Filmmaker Simon Chambers was living in New Delhi and planning to shoot a documentary about traffic congestion in India when his 85-year-old Uncle David called him to say that he thinks he may be dying. But when Simon returned to London, he found David not on the brink of death but rather starved for attention. A former thespian with the flair for the dramatic, David insisted Simon bring his camera with him whenever he visited his house to check up on him. The camera’s presence clearly boosts David’s spirits because it allows him to “perform” for someone once again, even if that mostly amounts to singing bits of old songs or quoting passages from “King Lear.”
“Much Ado About Dying” follows Simon as he struggles to care for his aging uncle in his final years, a difficult feat under any circumstances but made even more challenging by David Newlyn Gale’s cheeky stubbornness. Much of Chambers’ third documentary film (“Every Good Marriage Begins with Tears” and “Cowboys in India”) features Simon patiently dealing with David as he learns more and more about the complicated state of his life. To put it politely, David is a hoarder, and thus his house is filled with basically every possession he’s ever owned, not to mention duplicates of the same objects. (The film’s funniest scene follows Simon as he buys four wall clocks for his uncle.) He subsists on cans of soup, he has a rodent problem that he combats by squirting peppermint toothpaste near all the outlets, and the multiple space heaters in his home leave scorch marks everywhere.
Chambers’ film has a sympathetic, universal foundation, i.e., it sucks to get old and caring for infirm family members clinging to their independence will test anyone’s limits. But while “Much Ado About Dying” strives to be a tribute to caretakers and Chambers’ dearly departed uncle, its baggy structure, dictated by David’s declining health, renders the film frustratingly inert. Much misfortune befalls David—a devastating fire, multiple hospital visits, fatal diagnoses—but they’re not provided much shape by Chambers’ camera or the editing. The film coasts on the intimacy between filmmaker and subject, and while that relationship can provide insight, it sometimes feels like that’s all “Much Ado About Dying” has to offer.

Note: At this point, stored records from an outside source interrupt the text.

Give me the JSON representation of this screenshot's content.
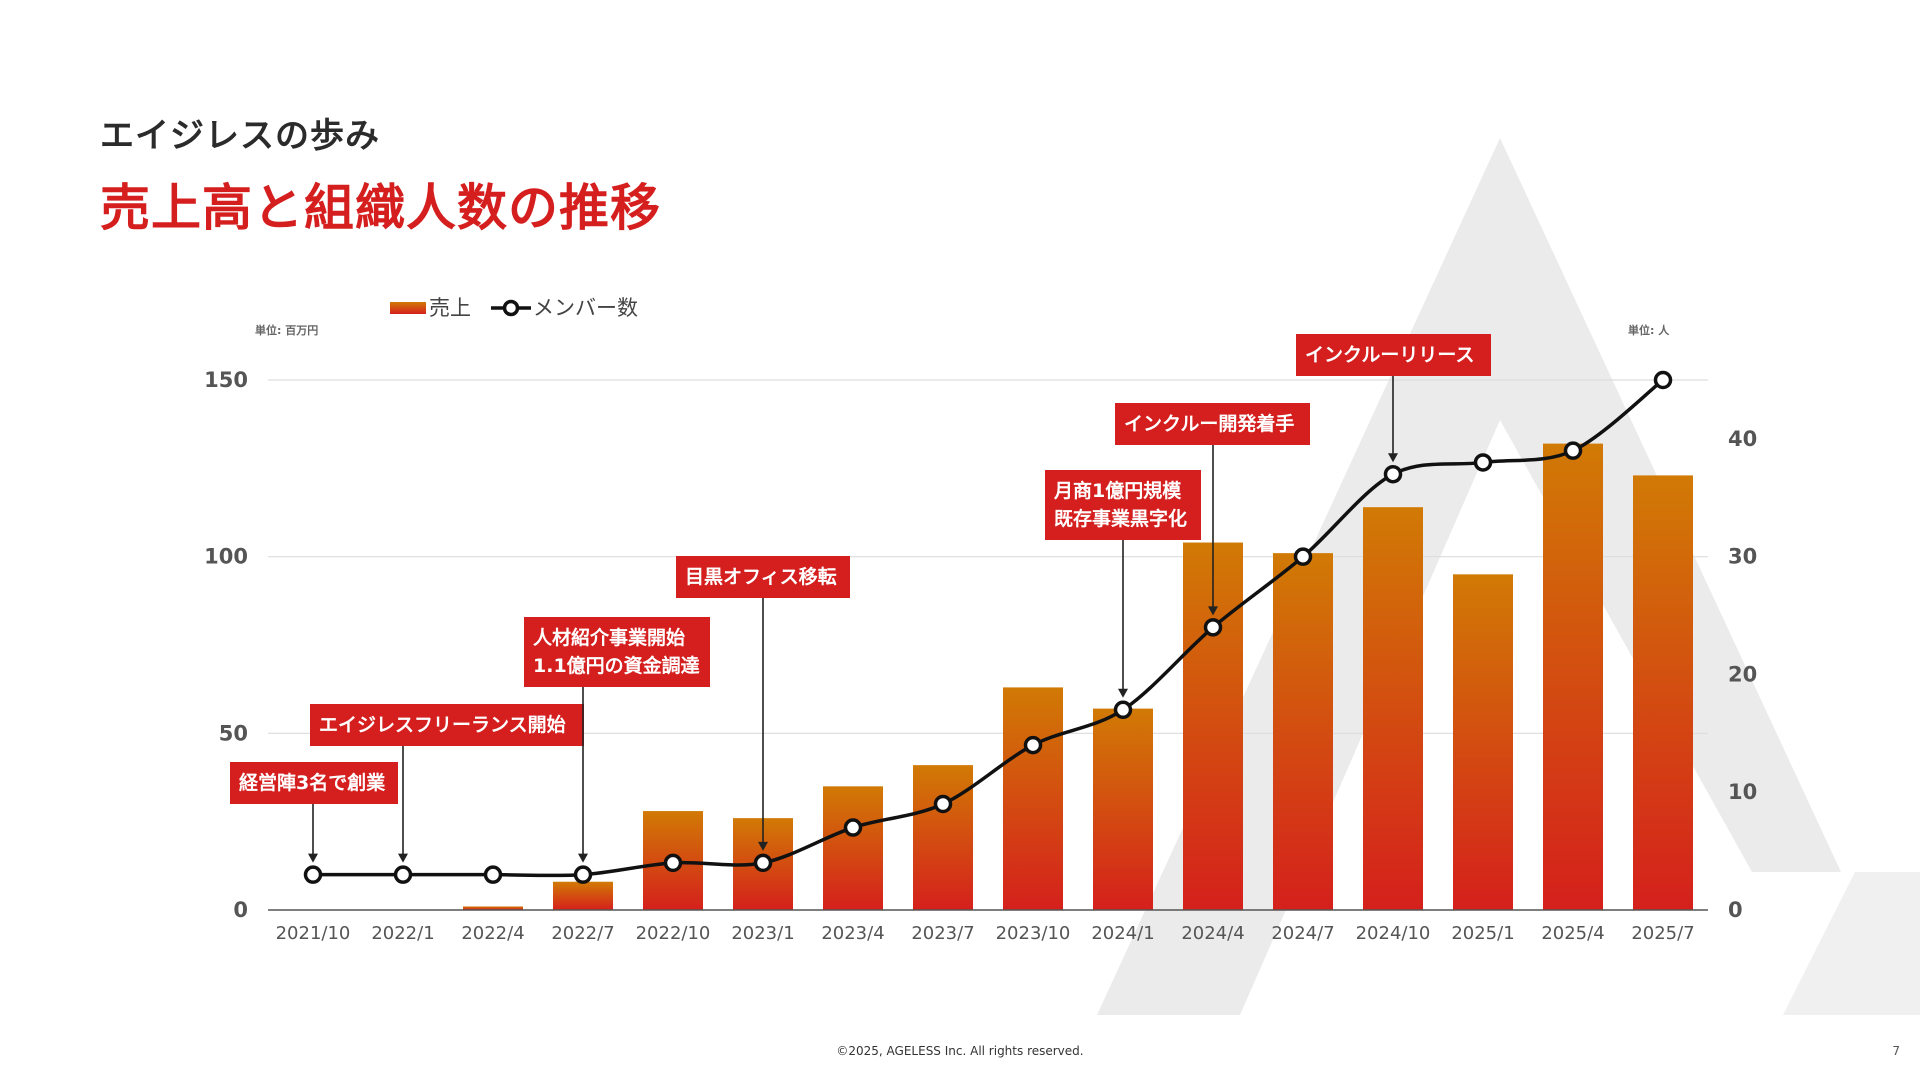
{
  "page": {
    "subtitle": "エイジレスの歩み",
    "title": "売上高と組織人数の推移",
    "footer": "©2025, AGELESS Inc. All rights reserved.",
    "page_number": "7"
  },
  "colors": {
    "title_red": "#d51f1f",
    "bar_top": "#d17a05",
    "bar_bottom": "#d5201c",
    "annotation_bg": "#d51f1f",
    "line": "#111111",
    "watermark": "#ebebeb"
  },
  "chart_data": {
    "type": "bar",
    "legend": {
      "position": "top-left",
      "items": [
        {
          "label": "売上",
          "kind": "bar"
        },
        {
          "label": "メンバー数",
          "kind": "line"
        }
      ]
    },
    "unit_left": "単位: 百万円",
    "unit_right": "単位: 人",
    "categories": [
      "2021/10",
      "2022/1",
      "2022/4",
      "2022/7",
      "2022/10",
      "2023/1",
      "2023/4",
      "2023/7",
      "2023/10",
      "2024/1",
      "2024/4",
      "2024/7",
      "2024/10",
      "2025/1",
      "2025/4",
      "2025/7"
    ],
    "series": [
      {
        "name": "売上",
        "type": "bar",
        "axis": "left",
        "values": [
          0,
          0,
          1,
          8,
          28,
          26,
          35,
          41,
          63,
          57,
          104,
          101,
          114,
          95,
          132,
          123
        ]
      },
      {
        "name": "メンバー数",
        "type": "line",
        "axis": "right",
        "values": [
          3,
          3,
          3,
          3,
          4,
          4,
          7,
          9,
          14,
          17,
          24,
          30,
          37,
          38,
          39,
          45
        ]
      }
    ],
    "y_left": {
      "ylim": [
        0,
        150
      ],
      "ticks": [
        "0",
        "50",
        "100",
        "150"
      ]
    },
    "y_right": {
      "ylim": [
        0,
        45
      ],
      "ticks": [
        "0",
        "10",
        "20",
        "30",
        "40"
      ]
    },
    "grid": true,
    "annotations": [
      {
        "category_index": 0,
        "lines": [
          "経営陣3名で創業"
        ]
      },
      {
        "category_index": 1,
        "lines": [
          "エイジレスフリーランス開始"
        ]
      },
      {
        "category_index": 3,
        "lines": [
          "人材紹介事業開始",
          "1.1億円の資金調達"
        ]
      },
      {
        "category_index": 5,
        "lines": [
          "目黒オフィス移転"
        ]
      },
      {
        "category_index": 9,
        "lines": [
          "月商1億円規模",
          "既存事業黒字化"
        ]
      },
      {
        "category_index": 10,
        "lines": [
          "インクルー開発着手"
        ]
      },
      {
        "category_index": 12,
        "lines": [
          "インクルーリリース"
        ]
      }
    ]
  }
}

The film also gingerly examines Simon and David’s shared queer identity. David came out of the closet much later in life; meanwhile, Simon came out as a young men but, by his own admission, briefly returned to the closet later in life. Unlike David, who claims he can’t imagine sharing a bed with someone, Simon has had fulfilling relationships, though they’ve never lasted. (“I think I was just much better at friendships,” Simon muses in voiceover.) “Much Ado About Dying” draws the comparison between Simon and David, implying that Simon’s persistent care for his uncle, despite the constant aggravation, comes from a fear that he will end up in the same position one day.
However, Chambers keeps that potent thread within the film’s margins and chooses to focus squarely on the daily reality of David’s present condition. It’s an understandable decision, but at the same time, it deprives the film of some weightiness that would support the depiction of impending mortality. One could argue that “Much Ado About Dying” takes a casual or subtle approach with Simon and David’s identity, but it seems needlessly coy given that David’s loneliness, and his attempts to fill it, remains a major, underexplored element of the film. At one point, Simon discovers that a young, heterosexual man has defrauded his uncle of £25,000 by taking advantage of his attraction to him. David’s relationship with his kind neighbors also takes a disquieting turn when they suddenly move in to his already cramped house with their multiple dogs.
These moment of exploitation mostly hang on “Much Ado About Dying” like ornaments rather than being properly integrated into the narrative. It’s possible that Chambers didn’t desire further complications during an already difficult time, and it’s obvious that he never set out to make the film in the first place so his role behind the camera was much more reactive. Thus, the film chocks these stories up to David’s poor decision-making, borne out of bottomless compassion, that Simon can’t or won’t prevent. (Similarly, the complexities of the British health care system, with which the film directly engages, also goes curiously unexamined.)
Only David himself makes this extended home movie as watchable as it is. A charming, playful man, the elderly actor’s spirit comes alive whenever he’s in frame. His limitless optimism and cheer in the face of constant setbacks genuinely inspires, and Chambers smartly contrasts his various, intractable eccentricities with how much his charm brings joy to others. David clearly uses his nephew as a last attempt to become something of a star, and whatever issues dog “Much Ado About Dying,” his performance lingers well after the film’s end.
Grade: C+
First Run Features will release “Much Ado About Dying” on Friday, March 15.